Her spoon arrived in what memory paints as a blizzard of gift giving, wedding gifts wrapped in white paper piling up like snowbanks in my parents’ living room, the unwrapped boxes later lining the hall of my first apartment. Even now when I’m wrapping presents or unpacking moving boxes, that sweet dusty scent of cardboard sometimes draws my mind back nearly three decades to glimpse a time when it seemed everyone I knew was celebrating my new life that wouldn’t last.

The boxes contained glassware and stoneware and flatware and casseroles and towels and small appliances and photo frames. And Miss Johnson’s spoon. An 18/8 stainless steel teaspoon in our negotiated registry pattern. A simple spoon. An extra among the five-piece place settings others had given us.
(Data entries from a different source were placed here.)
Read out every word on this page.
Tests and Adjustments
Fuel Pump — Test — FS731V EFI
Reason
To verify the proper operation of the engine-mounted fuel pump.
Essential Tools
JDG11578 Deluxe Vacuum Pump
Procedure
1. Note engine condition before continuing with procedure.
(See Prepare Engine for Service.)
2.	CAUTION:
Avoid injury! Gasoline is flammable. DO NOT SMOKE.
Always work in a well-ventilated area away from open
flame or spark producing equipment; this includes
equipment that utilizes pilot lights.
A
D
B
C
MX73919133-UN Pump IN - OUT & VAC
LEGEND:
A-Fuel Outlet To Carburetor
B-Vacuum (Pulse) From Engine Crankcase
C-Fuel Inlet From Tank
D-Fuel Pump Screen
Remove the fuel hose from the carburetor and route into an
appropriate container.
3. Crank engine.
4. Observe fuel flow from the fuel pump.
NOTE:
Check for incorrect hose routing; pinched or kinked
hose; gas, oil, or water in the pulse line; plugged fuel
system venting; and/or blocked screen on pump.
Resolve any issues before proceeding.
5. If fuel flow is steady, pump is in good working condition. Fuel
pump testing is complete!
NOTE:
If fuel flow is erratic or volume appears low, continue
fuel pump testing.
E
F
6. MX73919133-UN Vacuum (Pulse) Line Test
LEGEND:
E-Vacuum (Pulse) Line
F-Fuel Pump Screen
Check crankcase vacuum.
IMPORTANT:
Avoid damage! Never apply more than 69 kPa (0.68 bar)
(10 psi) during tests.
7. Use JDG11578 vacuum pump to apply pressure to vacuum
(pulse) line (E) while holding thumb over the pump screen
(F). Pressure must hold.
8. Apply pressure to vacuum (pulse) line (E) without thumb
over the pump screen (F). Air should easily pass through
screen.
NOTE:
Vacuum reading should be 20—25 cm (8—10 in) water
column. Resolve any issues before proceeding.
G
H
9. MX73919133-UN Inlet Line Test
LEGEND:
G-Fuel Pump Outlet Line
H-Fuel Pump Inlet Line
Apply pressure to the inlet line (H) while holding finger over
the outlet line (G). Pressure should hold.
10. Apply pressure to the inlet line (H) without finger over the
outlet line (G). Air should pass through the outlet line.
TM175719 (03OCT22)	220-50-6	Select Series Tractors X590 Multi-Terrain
At the time, its modesty amid the wedding largesse struck me and caused me to pause to think about this sweet lady I hardly knew, beyond her broad smile and kind spirit, a senior faculty member who had become a mentor to my professor-father in the college department he entered, barely out of college himself.

When my ex and I divided our belongings, I wondered whether my collection of silverware included Miss Johnson’s spoon. I told myself it must.

Did it matter? She is not the spoon. And spoon or not, I surely would have remembered her with as much fondness today as I trotted past what might once have been her house. Just as I glimpsed across the same street at the farmhouse-style home of Miss Wisnaes and recalled the ancient lady who sat in the back seat with my baby brother and me on Sunday mornings when my father drove us all to church. She gave me the idea of “fairy bumps”: a way to describe the way a brittle-cold car bounces while idling at a stop sign on a crystalline winter day.

Heading toward home, thinking about gifts and gifting, an image floats into my mind: the two-inch-high greeting card cut in the shape of a Christmas tree that a friend, a young man twenty-two years ago, signed “Love, Jon,” a gift it would take me months to recognize but one that would bless my life beyond what I ever imagined, twenty years married this month.

When it comes to gifting, what is “enough” anyway? There is nothing—no thing—we can give each other to truly express our gratitude, our appreciation, our love, our hope, our joy.

But every Christmas, every anniversary and birthday and every other holiday, we shop and we fret, making dear attempts to share what’s in our hearts with those we love.